Since the container is insulated, the change in internal energy of the tea-ice system is zero.

Write the equation for the first law of thermodynamic for the system of ball and water.

$\begin{array}{c}{Q}_t+Q_i=\Delta U\\ =0\end{array}$ (I)

Here, $\Delta U$ is the change in internal energy, $Q_t$ is the heat of the tea, $Q_i$ is the ice.

The temperature of the tea changes from $95.0\text{°C}$ to $10.0\text{°C}$.

Write the equation for the heat change of the tea.

$Q_t={\rho }_w{V}_t{c}_w\left(T_f-T_{\text{ti}}\right)$ (II)

Here, ${\rho }_w$ is the density of the water, $V_t$ is the volume of tea, $c_w$ is the specific heat of water, $T_f$ is the final temperature, $T_{\text{ti}}$ is the initial temperature of tea.

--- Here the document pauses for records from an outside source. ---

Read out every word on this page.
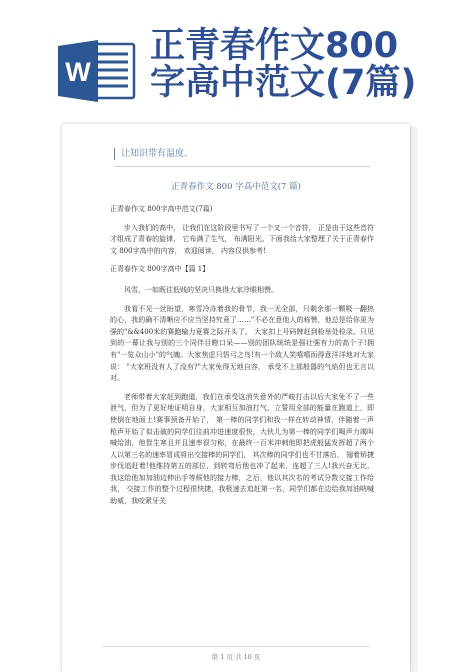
W
正青春作文800
字高中范文(7篇)
让知识带有温度。
正青春作文 800 字高中范文(7 篇)

正青春作文 800字高中范文(7篇)

步入我们的高中， 让我们在这阶段里书写了一个又一个音符， 正是由于这些音符才组成了青春的旋律， 它布满了生气， 布满阳光。下面我给大家整理了关于正青春作文 800字高中的内容， 欢迎阅读， 内容仅供参考!

正青春作文 800字高中【篇 1】

风雪，一如既往低贱的坚决只换得大家冷眼相赞。

我看不见一丝盼望，寒雪冷冻着我的骨节，我一无全部，只剩余那一颗吸一翻热的心，我的确不清晰应不应当坚持究竟了……"不必在意他人的称赞，他总是给你更为强的"&&400米的赛跑输力竟赛之际开头了。 大家扣上号码牌赶到检举处检录。只见到的一幕让我与别的三个同伴目瞪口呆——别的团队统统是强壮强有力的高个子!拥有"一览众山小"的气魄。大家焦虑只悟弓之鸟!有一个敌人笑嘻嘻而得意洋洋地对大家说： "大家班没有人了没有?"大家免得无地自容， 承受不上那般嚣的气焰但也无言以对。

老师带着大家赶到跑道，我们在承受这消失意外的严峻打击以后大家免不了一些泄气，但为了更好地证明自身，大家相互加油打气，立誓用全部的能量在跑道上，即使倒在地面上!赛事预备开始了， 第一棒的同学们和我一样在转动神情，伴随着一声枪声开始了似击破的同学们往前冲进速度很快，大伙儿为第一棒的同学们喝声力竭叫喊给油，他智生寒且并且速率很匀称，在最终一百米冲刺他即把虎般猛发挥超了两个人以第三名的速率冒成将出交接棒的同学们， 其次棒的同学们也不甘落后， 翅着矫捷步伐追赶着!他维持第五的部位，到转弯后他也冲了起来，连超了三人!我兴奋无比，我这给他加加油边伸出手等候他的接力棒，之后，他以其次名的考试分数交接工作给我， 交接工作的整个过程很快捷，我极速去追赶第一名，同学们都在边给我加油呐喊助威，我咬紧牙关

第 1 页 共 10 页
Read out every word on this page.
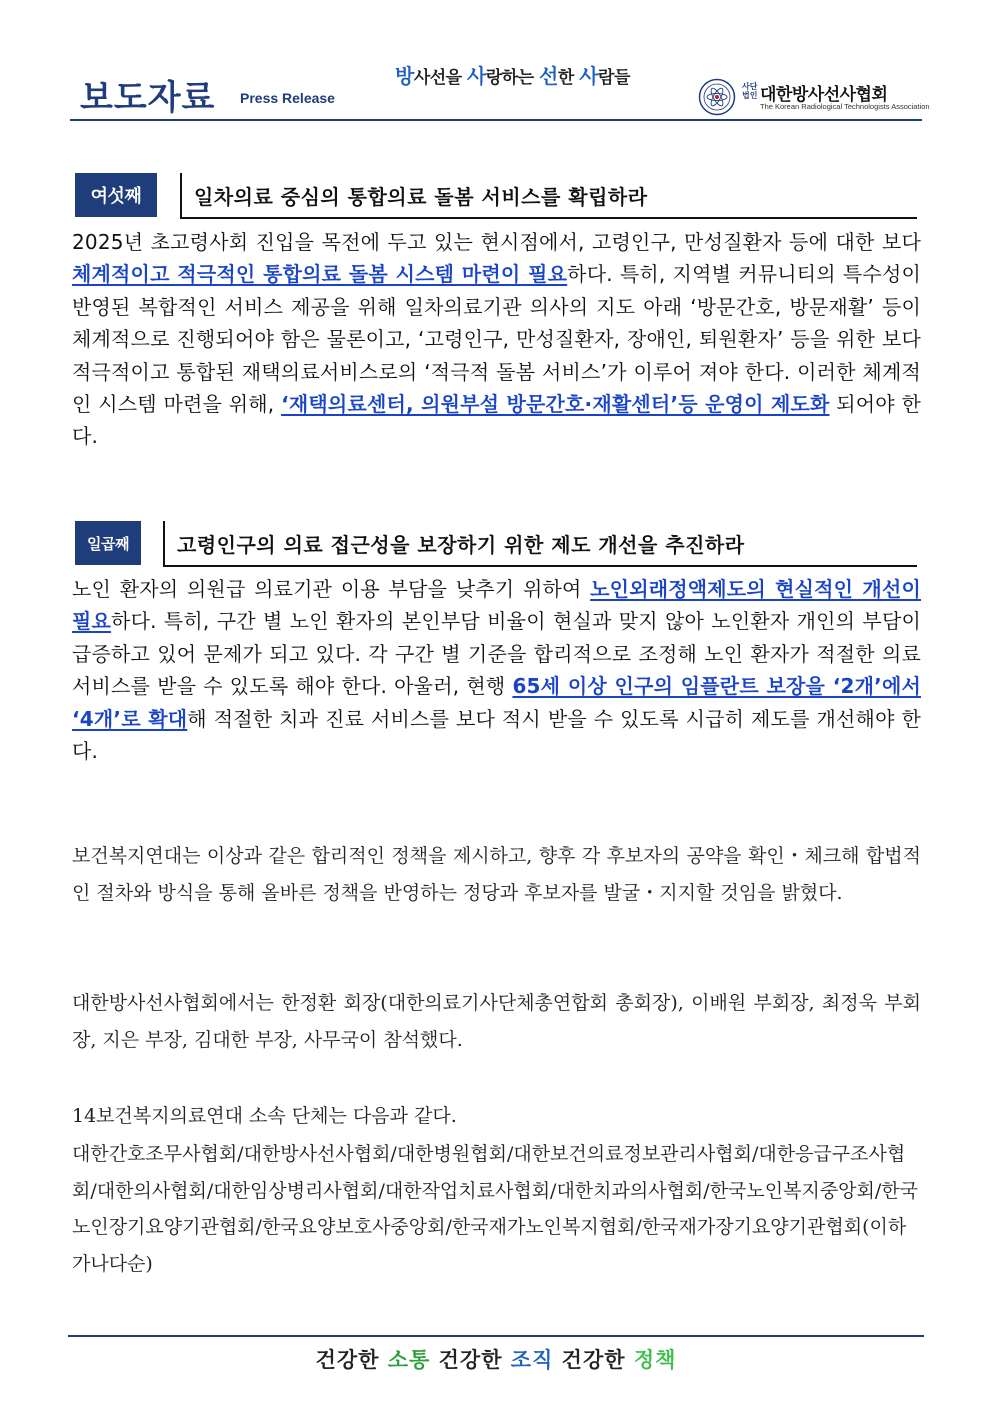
보도자료 Press Release
방사선을 사랑하는 선한 사람들	사단법인 대한방사선사협회
The Korean Radiological Technologists Association
여섯째	일차의료 중심의 통합의료 돌봄 서비스를 확립하라
2025년 초고령사회 진입을 목전에 두고 있는 현시점에서, 고령인구, 만성질환자 등에 대한 보다 체계적이고 적극적인 통합의료 돌봄 시스템 마련이 필요하다. 특히, 지역별 커뮤니티의 특수성이 반영된 복합적인 서비스 제공을 위해 일차의료기관 의사의 지도 아래 ‘방문간호, 방문재활’ 등이 체계적으로 진행되어야 함은 물론이고, ‘고령인구, 만성질환자, 장애인, 퇴원환자’ 등을 위한 보다 적극적이고 통합된 재택의료서비스로의 ‘적극적 돌봄 서비스’가 이루어 져야 한다. 이러한 체계적인 시스템 마련을 위해, ‘재택의료센터, 의원부설 방문간호·재활센터’등 운영이 제도화 되어야 한다.
일곱째	고령인구의 의료 접근성을 보장하기 위한 제도 개선을 추진하라
노인 환자의 의원급 의료기관 이용 부담을 낮추기 위하여 노인외래정액제도의 현실적인 개선이 필요하다. 특히, 구간 별 노인 환자의 본인부담 비율이 현실과 맞지 않아 노인환자 개인의 부담이 급증하고 있어 문제가 되고 있다. 각 구간 별 기준을 합리적으로 조정해 노인 환자가 적절한 의료서비스를 받을 수 있도록 해야 한다. 아울러, 현행 65세 이상 인구의 임플란트 보장을 ‘2개’에서 ‘4개’로 확대해 적절한 치과 진료 서비스를 보다 적시 받을 수 있도록 시급히 제도를 개선해야 한다.
보건복지연대는 이상과 같은 합리적인 정책을 제시하고, 향후 각 후보자의 공약을 확인・체크해 합법적인 절차와 방식을 통해 올바른 정책을 반영하는 정당과 후보자를 발굴・지지할 것임을 밝혔다.
대한방사선사협회에서는 한정환 회장(대한의료기사단체총연합회 총회장), 이배원 부회장, 최정욱 부회장, 지은 부장, 김대한 부장, 사무국이 참석했다.
14보건복지의료연대 소속 단체는 다음과 같다.
대한간호조무사협회/대한방사선사협회/대한병원협회/대한보건의료정보관리사협회/대한응급구조사협회/대한의사협회/대한임상병리사협회/대한작업치료사협회/대한치과의사협회/한국노인복지중앙회/한국노인장기요양기관협회/한국요양보호사중앙회/한국재가노인복지협회/한국재가장기요양기관협회(이하 가나다순)
건강한 소통 건강한 조직 건강한 정책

The temperature of the ice first changes from $-10.0\text{°C}$ to $0.0\text{°C}$, then ice turns to water at $0.0\text{°C}$, then the temperature of the water changed from $0.0\text{°C}$ to $10.0\text{°C}$.

Write the equation for the heat change of the ice.

$Q_i=m_i{c}_i\Delta T_1+m_{i}L+m_i{c}_w\Delta T_2$ (III)

Here, $m_i$ is the mass of ice, $c_i$ is the specific heat of ice, $\Delta T_1$ is the change in temperature from $-10.0\text{°C}$ to $0.0\text{°C}$, $L$ is the latent heat of fusion of water, $\Delta T_2$ is the temperature change $0.0\text{°C}$ to $10.0\text{°C}$.

Substitute equation (II) and (III) in equation (I).

$m_i{c}_i\Delta T_1+m_{i}L+m_i{c}_w\Delta T_2+{\rho }_w{V}_t{c}_w\left(T_f-T_{\text{ti}}\right)=0$

Re-write the above equation to get an expression for $m_i$.

$\begin{array}{c}{m}_i\left(c_i\Delta T_1+L+c_w\Delta T_2\right)=-{\rho }_w{V}_t{c}_w\left(T_f-T_{\text{ti}}\right)\\ m_i=\frac{-{\rho }_w{V}_t{c}_w\left(T_f-T_{\text{ti}}\right)}{c_i\Delta T_1+L+c_w\Delta T_2}\end{array}$ (IV)

Conclusion:

Substitute $2.00\times {10}^{-4}{\text{m}}^{\text{3}}$ for $V_t$, $95.0\text{°C}$ for $T_{\text{ti}}$, $10.0\text{°C}$ for $T_f$, $0.0\text{°C}-\left(-10.0\text{°C}\right)$ for $\Delta T_1$, $10.0\text{°C}-0.0\text{°C}$ for $\Delta T_2$, $1000{\text{kg/m}}^{\text{3}}$ for ${\rho }_w$, $4.186\text{kJ/kg}\cdot \text{K}$ for $c_w$, $2.1\text{kJ/kg}\cdot \text{K}$ for $c_i$, $333.7\text{kJ/kg}$ for $L$.

$\begin{array}{c}{m}_i=\frac{-\left(1000{\text{kg/m}}^{\text{3}}\right)\left(2.00\times {10}^{-4}{\text{m}}^{\text{3}}\right)\left(4.186\text{kJ/kg}\cdot \text{K}\right)\left(10.0\text{°C}-95.0\text{°C}\right)}{\left(4.186\text{kJ/kg}\cdot \text{K}\right)\left(0.0\text{°C}-\left(-10.0\text{°C}\right)\right)+333.7\text{kJ/kg}+\left(10.0\text{°C}-0.0\text{°C}\right)\left(2.1\text{kJ/kg}\cdot \text{K}\right)}\\ =179\text{g}\end{array}$

The mass of ice need to be added is $179\text{g}$.